The song was inspired by Grandmaster Flash and the Furious Five’s “The Message”, T.S. Eliot’s The Waste Land, and James Cagney gangster films. It explores the social and cultural differences between London’s East End and West End, as well as the themes of urban alienation and class struggle.

The song has been widely acclaimed by critics and fans alike, and has been ranked among the greatest songs of all time by various publications and polls. It has also been covered and sampled by numerous artists over the years, such as Robbie Williams, U2, James Blunt, and The Killers.

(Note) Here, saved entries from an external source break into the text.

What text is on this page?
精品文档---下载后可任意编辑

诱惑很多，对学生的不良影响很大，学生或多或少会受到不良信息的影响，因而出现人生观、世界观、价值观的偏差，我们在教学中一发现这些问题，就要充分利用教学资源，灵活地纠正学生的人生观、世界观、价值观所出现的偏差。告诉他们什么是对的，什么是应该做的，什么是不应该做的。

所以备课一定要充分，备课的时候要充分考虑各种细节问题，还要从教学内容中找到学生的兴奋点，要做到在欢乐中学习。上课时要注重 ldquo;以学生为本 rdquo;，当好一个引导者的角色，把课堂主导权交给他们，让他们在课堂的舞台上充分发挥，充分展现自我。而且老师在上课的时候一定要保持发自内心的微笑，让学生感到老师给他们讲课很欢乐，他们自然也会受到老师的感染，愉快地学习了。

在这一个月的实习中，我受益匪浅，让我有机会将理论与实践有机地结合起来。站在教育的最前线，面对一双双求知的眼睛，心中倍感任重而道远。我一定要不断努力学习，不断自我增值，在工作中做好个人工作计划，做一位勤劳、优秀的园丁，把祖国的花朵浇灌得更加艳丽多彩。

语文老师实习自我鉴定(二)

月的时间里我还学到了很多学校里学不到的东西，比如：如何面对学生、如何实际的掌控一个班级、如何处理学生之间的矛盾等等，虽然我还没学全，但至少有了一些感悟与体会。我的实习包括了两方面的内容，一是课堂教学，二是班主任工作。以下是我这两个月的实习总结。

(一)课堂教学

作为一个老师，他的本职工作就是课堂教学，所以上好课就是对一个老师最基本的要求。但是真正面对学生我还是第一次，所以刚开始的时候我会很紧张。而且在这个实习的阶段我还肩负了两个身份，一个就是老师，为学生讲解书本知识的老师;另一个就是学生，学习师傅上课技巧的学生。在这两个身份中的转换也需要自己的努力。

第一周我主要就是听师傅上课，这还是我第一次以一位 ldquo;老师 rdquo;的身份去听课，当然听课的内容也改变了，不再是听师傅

Drake Could Face Legal Consequences for His Interpolation

According to music industry experts, Drake could face legal action from the Pet Shop Boys if he did not obtain a license or clearance to use their song. Interpolation is a form of sampling that involves re-recording or re-creating a portion of another song, rather than directly copying it. However, interpolation still requires permission from the original songwriters and publishers, as well as payment of royalties.

If the Pet Shop Boys decide to sue Drake for infringement, they could seek damages based on the profits that Drake made from his song or album, or based on a reasonable royalty rate that they would have charged him for using their song. They could also seek an injunction to stop Drake from further distributing or performing his song without their consent.

However, some legal experts have also pointed out that there could be some defenses or mitigating factors for Drake in this case. For instance, Drake could argue that his use of the Pet Shop Boys’ chorus was fair use, a legal doctrine that allows limited use of copyrighted material for purposes such as criticism, comment, news reporting, teaching, scholarship, or research. Drake could also claim that his use of the chorus was de minimis, meaning that it was too trivial or insignificant to constitute infringement.

Alternatively, Drake could try to settle the matter out of court with the Pet Shop Boys by offering them an apology, a credit, or a payment. This could save him from a lengthy and costly legal battle, as well as preserve his reputation and relationship with his fans.